Carlson, who has lived on the Rill since 2015, soon left her job as executive director of an agricultural nonprofit and committed herself to studying wildfire resilience and fire ecology. “My mom raised me with a really strong environmental ethic,” she says. “After the fire, a lot of people left, and I wanted to be able to more directly take care of the land.” She resolved to earn her wildland firefighter qualification so she could participate in prescribed burns. In addition to passing a knowledge test, she had to march three miles in 45 minutes while carrying 45 pounds of weight. “I’d never run a marathon or done any sort of training for a thing before,” Carlson says. “I’d managed to skip PE in pretty much all my schooling.”
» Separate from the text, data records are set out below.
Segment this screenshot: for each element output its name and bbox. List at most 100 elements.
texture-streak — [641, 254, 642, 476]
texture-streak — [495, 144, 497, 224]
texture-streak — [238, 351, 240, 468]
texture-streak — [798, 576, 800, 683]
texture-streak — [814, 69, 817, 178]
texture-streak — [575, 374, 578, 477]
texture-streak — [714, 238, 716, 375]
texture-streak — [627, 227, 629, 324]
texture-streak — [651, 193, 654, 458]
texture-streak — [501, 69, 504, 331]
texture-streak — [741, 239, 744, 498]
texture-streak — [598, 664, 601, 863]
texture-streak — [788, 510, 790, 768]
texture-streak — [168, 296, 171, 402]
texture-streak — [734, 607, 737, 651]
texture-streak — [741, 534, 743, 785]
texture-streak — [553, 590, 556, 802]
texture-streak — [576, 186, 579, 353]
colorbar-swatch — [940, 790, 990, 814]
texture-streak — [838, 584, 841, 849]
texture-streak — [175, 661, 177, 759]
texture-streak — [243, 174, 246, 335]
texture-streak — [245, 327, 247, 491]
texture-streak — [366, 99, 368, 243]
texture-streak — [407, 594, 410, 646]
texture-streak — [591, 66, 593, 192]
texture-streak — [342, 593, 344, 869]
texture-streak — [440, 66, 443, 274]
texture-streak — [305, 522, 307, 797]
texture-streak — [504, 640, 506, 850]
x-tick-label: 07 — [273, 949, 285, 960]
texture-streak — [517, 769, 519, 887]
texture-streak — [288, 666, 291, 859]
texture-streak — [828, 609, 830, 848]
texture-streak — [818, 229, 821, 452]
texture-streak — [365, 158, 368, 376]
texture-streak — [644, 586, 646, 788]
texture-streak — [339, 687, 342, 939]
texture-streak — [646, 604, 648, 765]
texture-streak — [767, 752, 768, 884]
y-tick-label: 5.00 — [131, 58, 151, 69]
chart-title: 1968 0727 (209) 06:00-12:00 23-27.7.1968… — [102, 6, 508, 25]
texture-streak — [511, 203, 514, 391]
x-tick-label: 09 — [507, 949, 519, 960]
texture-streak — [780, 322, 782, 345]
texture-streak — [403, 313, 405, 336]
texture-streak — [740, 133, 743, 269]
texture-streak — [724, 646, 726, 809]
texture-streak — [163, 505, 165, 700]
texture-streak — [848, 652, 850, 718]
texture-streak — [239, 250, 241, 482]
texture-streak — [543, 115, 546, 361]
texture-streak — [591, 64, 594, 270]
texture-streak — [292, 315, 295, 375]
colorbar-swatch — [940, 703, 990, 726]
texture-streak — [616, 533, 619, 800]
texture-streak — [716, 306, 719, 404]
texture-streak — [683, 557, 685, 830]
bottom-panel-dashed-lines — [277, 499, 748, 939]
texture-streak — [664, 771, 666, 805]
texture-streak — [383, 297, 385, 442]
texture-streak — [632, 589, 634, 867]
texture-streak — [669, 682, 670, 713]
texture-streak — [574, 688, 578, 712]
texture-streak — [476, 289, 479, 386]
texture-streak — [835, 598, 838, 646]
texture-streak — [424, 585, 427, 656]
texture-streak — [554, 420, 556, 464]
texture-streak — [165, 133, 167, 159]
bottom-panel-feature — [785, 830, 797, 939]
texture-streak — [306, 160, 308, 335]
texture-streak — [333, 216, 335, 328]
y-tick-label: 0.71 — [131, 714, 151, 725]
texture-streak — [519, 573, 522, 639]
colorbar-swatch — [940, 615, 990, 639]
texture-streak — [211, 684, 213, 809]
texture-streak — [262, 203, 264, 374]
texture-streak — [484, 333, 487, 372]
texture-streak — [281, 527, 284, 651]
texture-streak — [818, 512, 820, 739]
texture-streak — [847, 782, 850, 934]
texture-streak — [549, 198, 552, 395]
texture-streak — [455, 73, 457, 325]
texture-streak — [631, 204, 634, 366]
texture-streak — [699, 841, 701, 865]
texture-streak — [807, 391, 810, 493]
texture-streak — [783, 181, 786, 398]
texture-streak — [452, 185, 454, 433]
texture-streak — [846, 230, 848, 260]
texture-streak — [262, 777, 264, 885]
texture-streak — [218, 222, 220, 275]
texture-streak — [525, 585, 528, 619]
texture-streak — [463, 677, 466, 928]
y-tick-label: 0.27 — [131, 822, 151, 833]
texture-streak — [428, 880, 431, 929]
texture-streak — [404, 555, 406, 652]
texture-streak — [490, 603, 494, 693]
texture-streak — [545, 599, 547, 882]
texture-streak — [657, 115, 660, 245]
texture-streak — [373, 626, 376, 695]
‘It felt hopeful to learn skills to try to cope with wildfire.’
But her natural inclination, says her wife, E Harris, is to face problems head-on. Carlson next created a course on fire-resilient landscaping at Santa Rosa Junior College, where she also co-leads a wildfire resilience internship program to teach students the basics of controlled burns, such as how to handle a chainsaw to clear brush, and of restoration-focused planting. “It felt hopeful to learn skills to try to cope with wildfire,” says Becca Williams, one of Carlson’s interns. “Thea has really thrown herself into using fire not just to help her own land but also other people’s.”
Carlson is also coordinating opportunities for Indigenous Californians to perform burns on their ancestral lands through the Tribal EcoRestoration Alliance. And she’s nearly done with the requirements to become a state-certified prescribed burn boss. “This is needed to help keep our community safe,” she says, “but it’s also needed to help these ecosystems adapt in the face of climate change.”